I thought that was indeed the model - if the file is not already in the cache, a HEAD request is made. That might only be on master. Should be compared with what happens in gcsfs too.

rabernat commented 4 years ago

Works:

# download file with boto client
s3.download_file('Pangeo', 'cm26_control_temp.zarray/99.9.0.0', '/dev/null')

fails:

# download file with s3fs
fs.download('Pangeo/cm26_control_temp.zarray/99.9.0.0', '/dev/null')
# > FileNotFoundError: Pangeo/cm26_control_temp.zarray/99.9.0.0

s3fs version is '0.4.0'.

smishra commented 4 years ago

I too face the same problem as my directories have more than 3000 files, is there any work around?
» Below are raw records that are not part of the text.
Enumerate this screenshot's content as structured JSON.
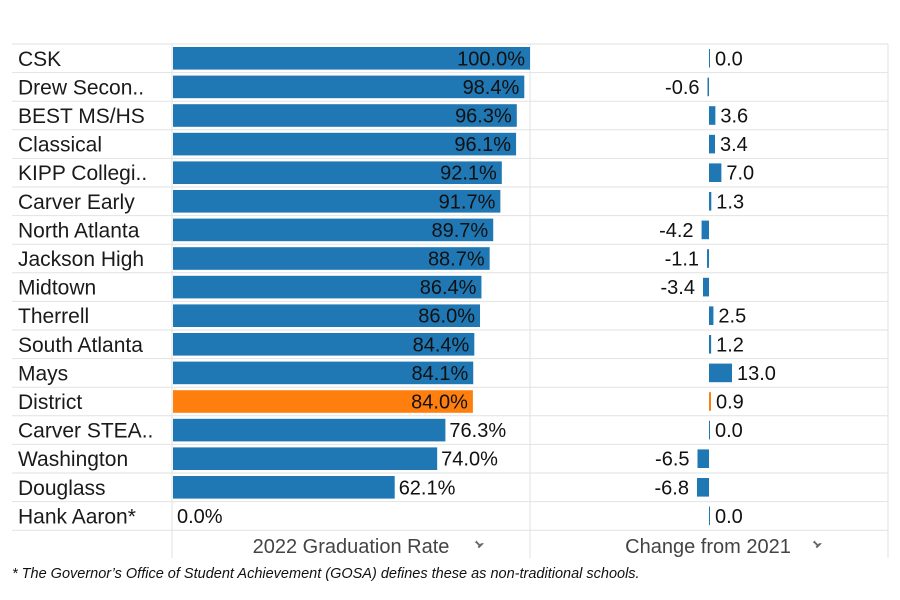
{
  "chart_data": {
    "type": "bar",
    "categories": [
      "CSK",
      "Drew Secon..",
      "BEST MS/HS",
      "Classical",
      "KIPP Collegi..",
      "Carver Early",
      "North Atlanta",
      "Jackson High",
      "Midtown",
      "Therrell",
      "South Atlanta",
      "Mays",
      "District",
      "Carver STEA..",
      "Washington",
      "Douglass",
      "Hank Aaron*"
    ],
    "highlight_category": "District",
    "panels": [
      {
        "name": "2022 Graduation Rate",
        "values": [
          100.0,
          98.4,
          96.3,
          96.1,
          92.1,
          91.7,
          89.7,
          88.7,
          86.4,
          86.0,
          84.4,
          84.1,
          84.0,
          76.3,
          74.0,
          62.1,
          0.0
        ],
        "labels": [
          "100.0%",
          "98.4%",
          "96.3%",
          "96.1%",
          "92.1%",
          "91.7%",
          "89.7%",
          "88.7%",
          "86.4%",
          "86.0%",
          "84.4%",
          "84.1%",
          "84.0%",
          "76.3%",
          "74.0%",
          "62.1%",
          "0.0%"
        ],
        "xlim": [
          0,
          100
        ]
      },
      {
        "name": "Change from 2021",
        "values": [
          0.0,
          -0.6,
          3.6,
          3.4,
          7.0,
          1.3,
          -4.2,
          -1.1,
          -3.4,
          2.5,
          1.2,
          13.0,
          0.9,
          0.0,
          -6.5,
          -6.8,
          0.0
        ],
        "labels": [
          "0.0",
          "-0.6",
          "3.6",
          "3.4",
          "7.0",
          "1.3",
          "-4.2",
          "-1.1",
          "-3.4",
          "2.5",
          "1.2",
          "13.0",
          "0.9",
          "0.0",
          "-6.5",
          "-6.8",
          "0.0"
        ]
      }
    ],
    "colors": {
      "bar": "#1f77b4",
      "highlight": "#ff7f0e",
      "grid": "#e2e2e2",
      "text": "#1a1a1a",
      "header": "#444444"
    },
    "pin_icon": "pin-icon",
    "footnote": "* The Governor’s Office of Student Achievement (GOSA) defines these as non-traditional schools."
  }
}
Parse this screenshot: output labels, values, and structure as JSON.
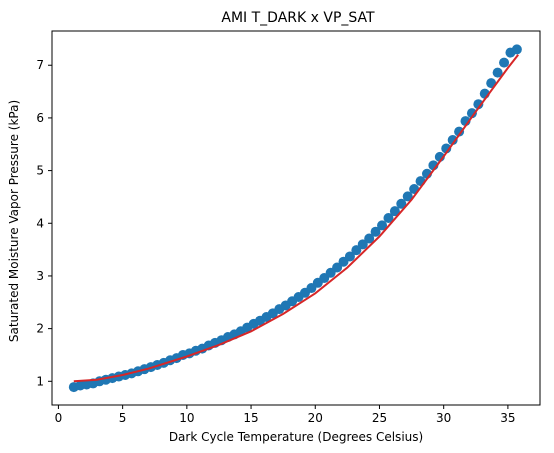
{
  "chart_data": {
    "type": "scatter",
    "title": "AMI T_DARK x VP_SAT",
    "xlabel": "Dark Cycle Temperature (Degrees Celsius)",
    "ylabel": "Saturated Moisture Vapor Pressure (kPa)",
    "xlim": [
      -0.5,
      37.5
    ],
    "ylim": [
      0.55,
      7.65
    ],
    "xticks": [
      0,
      5,
      10,
      15,
      20,
      25,
      30,
      35
    ],
    "yticks": [
      1,
      2,
      3,
      4,
      5,
      6,
      7
    ],
    "grid": false,
    "colors": {
      "points": "#1f77b4",
      "fit": "#d62728"
    },
    "series": [
      {
        "type": "scatter",
        "x": [
          1.2,
          1.7,
          2.2,
          2.7,
          3.2,
          3.7,
          4.2,
          4.7,
          5.2,
          5.7,
          6.2,
          6.7,
          7.2,
          7.7,
          8.2,
          8.7,
          9.2,
          9.7,
          10.2,
          10.7,
          11.2,
          11.7,
          12.2,
          12.7,
          13.2,
          13.7,
          14.2,
          14.7,
          15.2,
          15.7,
          16.2,
          16.7,
          17.2,
          17.7,
          18.2,
          18.7,
          19.2,
          19.7,
          20.2,
          20.7,
          21.2,
          21.7,
          22.2,
          22.7,
          23.2,
          23.7,
          24.2,
          24.7,
          25.2,
          25.7,
          26.2,
          26.7,
          27.2,
          27.7,
          28.2,
          28.7,
          29.2,
          29.7,
          30.2,
          30.7,
          31.2,
          31.7,
          32.2,
          32.7,
          33.2,
          33.7,
          34.2,
          34.7,
          35.2,
          35.7
        ],
        "y": [
          0.89,
          0.92,
          0.94,
          0.96,
          1.0,
          1.03,
          1.06,
          1.09,
          1.12,
          1.15,
          1.19,
          1.23,
          1.27,
          1.31,
          1.35,
          1.4,
          1.44,
          1.5,
          1.53,
          1.58,
          1.62,
          1.68,
          1.73,
          1.78,
          1.84,
          1.89,
          1.95,
          2.02,
          2.09,
          2.15,
          2.22,
          2.29,
          2.37,
          2.44,
          2.52,
          2.6,
          2.68,
          2.77,
          2.87,
          2.96,
          3.06,
          3.16,
          3.27,
          3.37,
          3.49,
          3.6,
          3.71,
          3.84,
          3.96,
          4.1,
          4.23,
          4.37,
          4.51,
          4.65,
          4.8,
          4.94,
          5.1,
          5.26,
          5.42,
          5.58,
          5.74,
          5.94,
          6.09,
          6.26,
          6.46,
          6.66,
          6.86,
          7.05,
          7.24,
          7.3
        ]
      },
      {
        "type": "line",
        "x": [
          1.2,
          3,
          5,
          7,
          10,
          12.5,
          15,
          17.5,
          20,
          22.5,
          25,
          27.5,
          30,
          32.5,
          35,
          35.8
        ],
        "y": [
          1.0,
          1.03,
          1.12,
          1.24,
          1.47,
          1.69,
          1.95,
          2.28,
          2.67,
          3.16,
          3.75,
          4.45,
          5.27,
          6.12,
          6.95,
          7.2
        ]
      }
    ]
  }
}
martindurant commented 4 years ago

@smishra , are you using s3fs latest version or master? Perhaps we need a release.

smishra commented 4 years ago

I installed it yesterday (pip install s3fs) on my CentOS image. The version it shows: 0.4.2.

Name: s3fs Version: 0.4.2 Summary: Convenient Filesystem interface over S3 Home-page: http://github.com/dask/s3fs/

martindurant commented 4 years ago

Would you be willing to try with master?

smishra commented 4 years ago

Let me try. Thanks

smishra commented 4 years ago

I tried again after recreating my environment with 0.4.2 version and it seems to work in python REPL. I will integrate in my PySpark and see if it works. Looks like I have to invalidate the cache though.

mmgaggle commented 4 years ago

Ceph merged a ListObjecstV2 support over a year ago in this PR. The Ceph tracker issue linked above was worked around by the reporter by using ListObjects, once they noticed they had made a mistake -

Then tried to use the listobjects() function but I've made a mistake that I've used the Marker instead of the given NextMarker

If for whatever reason the Ceph cluster cannot be upgraded to a release that supports ListObjectsV2, then using ListObjects would be the workaround. If there are problems with ListObjects, then a Ceph tracker issue should be filed.

jdmaloney commented 4 years ago

@mmgaggle Sorry we didn't update this thread, the cluster was updated back in February and we confirmed with @rabernat that everything worked and was resolved. The cluster was one dot release behind where that patch got merged in, just our luck :)

mmgaggle commented 4 years ago

No worries, I had some colleagues bump into this same issue and there was confusion about what was the right thing to do. My comment was just as much about making sure other folks who stumble across this know what their options are. Glad to hear the cluster you were talking to got updated, and that you're in the clear! :)